Bill continued to stop by my room to smoke cigarettes and talk about his life progress. He always expressed his success with the ladies. There was always some machismo to the descriptions of his exploits; I tried to subtly convey to him that I didn’t care whom he dated and that he was free to talk about it, but he remained cagey. I would occasionally run into him in the hallway with one of his dates, and he would always employ the same method of hiding his date. He’d rush over to me and start talking really fast while his companion slipped up to his room. Once she was safely upstairs, he would back away, laughing sheepishly before running up the stairs. I couldn’t figure out how to tell Bill that he didn’t have to do this and that I would prefer if he didn’t force his dates to sneak around the house like bandits. The mystery plagued me until the night when Bill finally agreed to smoke weed with me.
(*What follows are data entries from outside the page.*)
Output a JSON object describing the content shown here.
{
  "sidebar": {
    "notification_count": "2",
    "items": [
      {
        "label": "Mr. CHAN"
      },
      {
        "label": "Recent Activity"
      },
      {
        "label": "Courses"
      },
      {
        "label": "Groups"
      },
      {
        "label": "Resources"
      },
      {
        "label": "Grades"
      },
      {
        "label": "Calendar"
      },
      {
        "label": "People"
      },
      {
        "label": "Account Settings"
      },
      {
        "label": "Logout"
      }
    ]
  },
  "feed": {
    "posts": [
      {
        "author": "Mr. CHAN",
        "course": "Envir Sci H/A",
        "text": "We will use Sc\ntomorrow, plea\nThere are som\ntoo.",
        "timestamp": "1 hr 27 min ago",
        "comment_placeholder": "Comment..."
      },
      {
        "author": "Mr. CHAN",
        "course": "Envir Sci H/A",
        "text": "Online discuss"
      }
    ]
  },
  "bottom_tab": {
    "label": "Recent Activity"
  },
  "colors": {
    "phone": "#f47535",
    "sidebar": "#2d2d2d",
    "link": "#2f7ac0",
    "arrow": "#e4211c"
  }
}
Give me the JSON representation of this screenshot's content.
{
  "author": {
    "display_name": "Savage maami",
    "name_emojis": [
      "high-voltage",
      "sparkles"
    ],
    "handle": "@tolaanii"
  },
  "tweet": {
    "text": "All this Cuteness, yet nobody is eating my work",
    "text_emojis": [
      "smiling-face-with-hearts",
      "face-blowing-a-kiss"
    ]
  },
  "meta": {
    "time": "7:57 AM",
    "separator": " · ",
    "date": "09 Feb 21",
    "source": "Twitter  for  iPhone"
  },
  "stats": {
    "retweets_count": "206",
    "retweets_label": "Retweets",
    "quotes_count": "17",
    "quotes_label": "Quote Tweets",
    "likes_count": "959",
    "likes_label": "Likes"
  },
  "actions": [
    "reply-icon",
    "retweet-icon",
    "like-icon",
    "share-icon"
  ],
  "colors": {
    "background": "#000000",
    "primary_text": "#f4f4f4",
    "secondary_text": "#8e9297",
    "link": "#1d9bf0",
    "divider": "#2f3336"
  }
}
That day, my bandmate, Bas, was over at the house thumbing through Bill’s record collection when he came across a cache of nazi punk albums. As a couple of brown guys, we were pretty freaked out. Knowing Bill, I insisted that he merely had them as part of an encyclopedic collection. “You can’t edit history,” I told a skeptical Bas. He wanted a more definitive answer, and I discouraged him from confronting poor, gentle Bill.

That evening, Bill came to my band’s show at the Tritone, a now defunct Philly venue. My car was parked right outside the entrance, and after we got off stage, we all piled into it to smoke a joint. Bill was excited to smoke for the first time in ages. He and Bas were shooting the shit about punk history when Bas unexpectedly threw out the contentious question. “Hey Bill, why the fuck do you have so many nazi punk records?” he asked. “You’re not a nazi punk, right?”

The whole car went silent as Bill puffed on the joint, thinking of an appropriate response. Finally, he sarcastically said, “Yeah man. I’m a fucking Nazi. I’m a raging racist. That’s why I live with a Muslim dude and fuck black ladyboys on the reg.” For Bas this answered a recent query, but for me it revealed the only thing that Bill had hidden from me throughout the roller coaster of his relationship recovery. “I knew it!” I yelled. Bill started laughing. He admitted that he’d been hiding this from me, not because he thought I was conservative, but because he was figuring out his own preference and didn’t want to broadcast the process, not even to his de facto life coach. I could tell he was relieved, and from then on, he was open about his dates. It turned out he was meeting them on Craigslist’s casual encounters, which he described as a treasure trove of willing sexual partners. He was frequently seeing one girl in particular right before I moved out. The day I left, I saw her in the kitchen making lunch. Standing in his doorway smiling, Bill was a new man. I had watched him transform from a heartbroken drunk to a slim, trim king of his own domain. When we said goodbye, he told me that I’d been there for him in the most transformational year of his life and that he’d miss the smell of weed pouring out of my room.